(なんだ!?)
そのフロアに足を踏み入れた瞬間、ぞわっと背中に悪寒を感じ肌が総毛立つ。
こんな感覚は初めてだった。
頭のなかで警報が最大限に鳴り響き、かつてない警戒心が心身を引き締める。
「ミリィ、オレから離れるな」
「はい」
アスター王子の眼差しもまとう空気も今までと比較にならなほど鋭く、いつでも構えられる態勢でゆっくりと進み問題の部屋へ近づいていく。

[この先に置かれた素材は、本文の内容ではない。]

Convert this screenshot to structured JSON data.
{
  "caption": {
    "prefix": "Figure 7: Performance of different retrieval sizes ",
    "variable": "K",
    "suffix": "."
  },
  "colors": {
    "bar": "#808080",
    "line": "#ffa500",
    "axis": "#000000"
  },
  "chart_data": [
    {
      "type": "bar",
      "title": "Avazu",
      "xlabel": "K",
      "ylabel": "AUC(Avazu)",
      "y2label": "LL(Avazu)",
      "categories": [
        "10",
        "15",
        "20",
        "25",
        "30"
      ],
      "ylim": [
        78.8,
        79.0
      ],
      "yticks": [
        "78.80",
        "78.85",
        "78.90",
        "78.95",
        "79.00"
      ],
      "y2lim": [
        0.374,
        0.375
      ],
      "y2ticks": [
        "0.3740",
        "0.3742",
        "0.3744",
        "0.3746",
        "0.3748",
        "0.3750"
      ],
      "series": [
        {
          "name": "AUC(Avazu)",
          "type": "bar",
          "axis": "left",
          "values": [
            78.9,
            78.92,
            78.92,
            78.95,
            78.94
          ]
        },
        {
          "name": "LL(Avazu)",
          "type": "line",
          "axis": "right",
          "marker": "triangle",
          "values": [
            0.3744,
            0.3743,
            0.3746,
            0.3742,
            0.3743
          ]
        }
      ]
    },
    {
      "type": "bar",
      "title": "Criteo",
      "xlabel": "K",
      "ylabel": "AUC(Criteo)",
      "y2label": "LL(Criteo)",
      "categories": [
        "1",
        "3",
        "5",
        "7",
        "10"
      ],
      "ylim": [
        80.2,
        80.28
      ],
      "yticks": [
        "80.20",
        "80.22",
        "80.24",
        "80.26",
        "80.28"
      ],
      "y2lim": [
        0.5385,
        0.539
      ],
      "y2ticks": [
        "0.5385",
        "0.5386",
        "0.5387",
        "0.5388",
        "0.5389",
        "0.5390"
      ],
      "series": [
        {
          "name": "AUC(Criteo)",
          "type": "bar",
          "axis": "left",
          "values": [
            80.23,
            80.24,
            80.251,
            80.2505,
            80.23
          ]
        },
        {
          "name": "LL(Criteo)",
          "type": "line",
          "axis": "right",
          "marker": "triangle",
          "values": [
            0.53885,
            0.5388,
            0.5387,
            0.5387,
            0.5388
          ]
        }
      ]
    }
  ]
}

「いいか?メダリオンにはオレがかけられる最大限の防御魔術を二重に掛けている。だが、相手はおそらくオレ以上の魔力がある呪術師だ。ミリィはなるべく近づかず、周囲にいるだろう護衛を相手にしろ」
「はい」
アスター王子に言われるまでもなく、ビリビリと肌で感じる。本能的に近づいてはいけない相手だ、と。

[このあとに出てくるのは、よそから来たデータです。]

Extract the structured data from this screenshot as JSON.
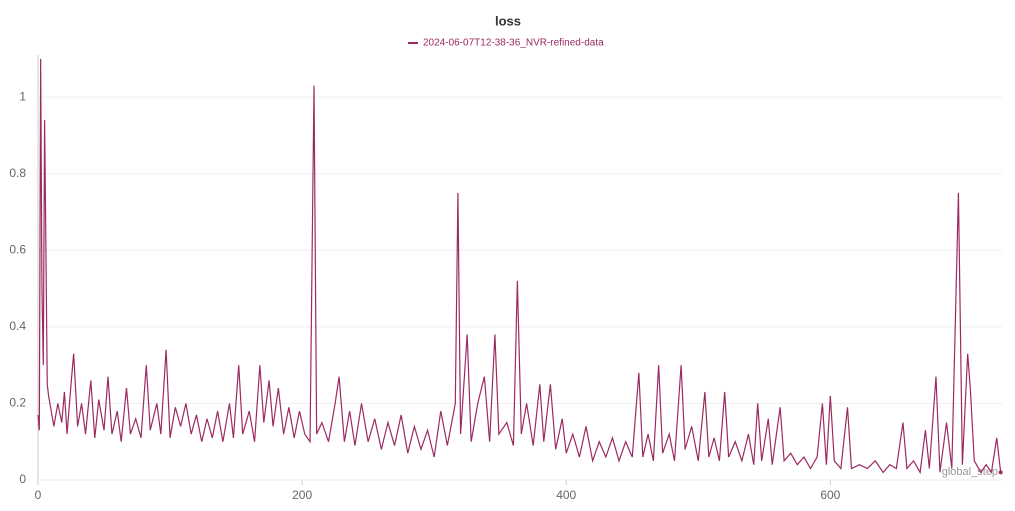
{
  "chart_data": {
    "type": "line",
    "title": "loss",
    "x_label": "global_step",
    "series": [
      {
        "name": "2024-06-07T12-38-36_NVR-refined-data",
        "color": "#9c2a62",
        "x": [
          0,
          1,
          2,
          3,
          4,
          5,
          6,
          7,
          8,
          10,
          12,
          15,
          18,
          20,
          22,
          25,
          27,
          30,
          33,
          36,
          40,
          43,
          46,
          50,
          53,
          56,
          60,
          63,
          67,
          70,
          74,
          78,
          82,
          85,
          90,
          93,
          97,
          100,
          104,
          108,
          112,
          116,
          120,
          124,
          128,
          132,
          136,
          140,
          145,
          148,
          152,
          155,
          160,
          164,
          168,
          171,
          175,
          178,
          182,
          186,
          190,
          194,
          198,
          202,
          206,
          209,
          211,
          215,
          220,
          225,
          228,
          232,
          236,
          240,
          245,
          250,
          255,
          260,
          265,
          270,
          275,
          280,
          285,
          290,
          295,
          300,
          305,
          310,
          316,
          318,
          320,
          325,
          328,
          333,
          338,
          342,
          346,
          349,
          355,
          360,
          363,
          366,
          370,
          375,
          380,
          383,
          388,
          392,
          397,
          400,
          405,
          410,
          415,
          420,
          425,
          430,
          435,
          440,
          445,
          450,
          455,
          458,
          462,
          466,
          470,
          473,
          478,
          482,
          487,
          490,
          495,
          500,
          505,
          508,
          512,
          516,
          520,
          523,
          528,
          533,
          538,
          542,
          545,
          548,
          553,
          556,
          562,
          565,
          570,
          575,
          580,
          585,
          590,
          594,
          597,
          600,
          603,
          608,
          613,
          616,
          622,
          628,
          634,
          640,
          645,
          650,
          655,
          658,
          663,
          668,
          672,
          675,
          680,
          683,
          688,
          692,
          697,
          700,
          704,
          706,
          709,
          714,
          718,
          722,
          726,
          729
        ],
        "values": [
          0.17,
          0.13,
          1.1,
          0.5,
          0.3,
          0.94,
          0.6,
          0.25,
          0.22,
          0.18,
          0.14,
          0.2,
          0.15,
          0.23,
          0.12,
          0.25,
          0.33,
          0.14,
          0.2,
          0.12,
          0.26,
          0.11,
          0.21,
          0.13,
          0.27,
          0.12,
          0.18,
          0.1,
          0.24,
          0.12,
          0.16,
          0.11,
          0.3,
          0.13,
          0.2,
          0.12,
          0.34,
          0.11,
          0.19,
          0.14,
          0.2,
          0.12,
          0.17,
          0.1,
          0.16,
          0.11,
          0.18,
          0.1,
          0.2,
          0.11,
          0.3,
          0.12,
          0.18,
          0.1,
          0.3,
          0.15,
          0.26,
          0.14,
          0.24,
          0.12,
          0.19,
          0.11,
          0.18,
          0.12,
          0.1,
          1.03,
          0.12,
          0.15,
          0.1,
          0.2,
          0.27,
          0.1,
          0.18,
          0.09,
          0.2,
          0.1,
          0.16,
          0.08,
          0.15,
          0.09,
          0.17,
          0.07,
          0.14,
          0.08,
          0.13,
          0.06,
          0.18,
          0.09,
          0.2,
          0.75,
          0.12,
          0.38,
          0.1,
          0.2,
          0.27,
          0.1,
          0.38,
          0.12,
          0.15,
          0.09,
          0.52,
          0.12,
          0.2,
          0.09,
          0.25,
          0.1,
          0.25,
          0.08,
          0.16,
          0.07,
          0.12,
          0.06,
          0.14,
          0.05,
          0.1,
          0.06,
          0.11,
          0.05,
          0.1,
          0.06,
          0.28,
          0.06,
          0.12,
          0.05,
          0.3,
          0.07,
          0.12,
          0.05,
          0.3,
          0.08,
          0.14,
          0.05,
          0.23,
          0.06,
          0.11,
          0.05,
          0.23,
          0.06,
          0.1,
          0.05,
          0.12,
          0.04,
          0.2,
          0.05,
          0.16,
          0.04,
          0.19,
          0.05,
          0.07,
          0.04,
          0.06,
          0.03,
          0.06,
          0.2,
          0.04,
          0.22,
          0.05,
          0.03,
          0.19,
          0.03,
          0.04,
          0.03,
          0.05,
          0.02,
          0.04,
          0.03,
          0.15,
          0.03,
          0.05,
          0.02,
          0.13,
          0.03,
          0.27,
          0.02,
          0.15,
          0.03,
          0.75,
          0.04,
          0.33,
          0.24,
          0.05,
          0.02,
          0.04,
          0.02,
          0.11,
          0.02
        ]
      }
    ],
    "xlim": [
      0,
      730
    ],
    "ylim": [
      0,
      1.11
    ],
    "xticks": [
      0,
      200,
      400,
      600
    ],
    "yticks": [
      0,
      0.2,
      0.4,
      0.6,
      0.8,
      1
    ],
    "grid": true
  }
}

本当ならば足がすくみ震えてしまうような闇の威圧感。このまま逃げたい、と思うのは決して弱い人じゃない。
でも、とわたしは一度目をつぶり息を吐いて、再び開いた目でアスター王子をしっかり見据えた。
「……ですが、ぼくはあなたが危なくなったら必ずお助けいたします。相手がどんな難敵だろうが、関係ありません」
そして、足のストッキングに仕込んできたブラックドラゴンの角でできた短刀を手に取りにっこり笑って見せた。